11 July 2024

After spending some time at an undisclosed ministerial residence in the capital following her transfer to house arrest in July, Myanmar’s leader Aung San Suu Kyi is now reportedly back in prison, said senior members of her National League for Democracy party.

Irrawaddy online reported that it’s not known when the regime sent her back to prison. Prison sources told the online that the 78-year-old was unwell last week, suffering a serious toothache and unable to eat. She was also vomiting and felt dizzy.

Her request to see an outside dentist was denied but she received some medications, VOA Burmese reported.
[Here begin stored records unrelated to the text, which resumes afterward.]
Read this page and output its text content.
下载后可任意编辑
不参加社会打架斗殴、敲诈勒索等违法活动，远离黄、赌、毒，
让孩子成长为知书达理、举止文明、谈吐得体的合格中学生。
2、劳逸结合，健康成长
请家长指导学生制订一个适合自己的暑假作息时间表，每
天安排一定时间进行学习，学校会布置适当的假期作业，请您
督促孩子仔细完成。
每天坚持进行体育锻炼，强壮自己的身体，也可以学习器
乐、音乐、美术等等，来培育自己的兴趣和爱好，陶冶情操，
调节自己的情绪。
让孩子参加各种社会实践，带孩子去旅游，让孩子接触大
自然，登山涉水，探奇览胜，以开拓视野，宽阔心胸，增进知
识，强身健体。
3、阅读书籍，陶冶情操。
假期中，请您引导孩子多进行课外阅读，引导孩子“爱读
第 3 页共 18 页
A regime spokesperson told media organizations the detained leader was fine and receiving treatment.

The Irrawaddy understands that the detained leader was sent back to solitary confinement in Naypyitaw Prison sometime after her meeting with Thai Foreign Minister Don Pramudwinai in July.

On July 9, she was taken out of the prison to meet Don – her first known meeting with a foreign envoy since she was detained following the 2021 military coup.

A few days later, Don revealed at the Asean foreign ministers meeting in Jakarta that Suu Kyi had called for talks to solve the crisis brought about by the coup.

The meeting was private and lasted “over one hour”, a spokesperson for the Thai Ministry of Foreign Affairs told AFP.

The former State Counselor was sentenced to 33 years in prison for a multitude of alleged offenses in a series of closed trials held by the military regime.

She was arrested in February 2021 when the military launched a coup against her elected government. She denies wrongdoing.

The regime cut six years from her sentence as part of a general amnesty in early August.

Opposition sources familiar with people close to Suu Kyi said the detained leader has kept aware of the country’s situation and opposition movements inside and outside the country.

Last year, a former political prisoner who met her several times in the prison compound recalled that she was encouraged to learn of the resistance movement and had asked close contacts to reach out to her allies overseas.

Sources said the regime’s newly appointed Home Affairs Minister Lieutenant General Yar Pyaw visited her in prison last week, but The Irrawaddy was unable to independently confirm this.

The lieutenant general was involved in Myanmar’s peace process, along with the country’s ethnic armed organizations and Suu Kyi, when she was Myanmar’s State Counselor before the coup.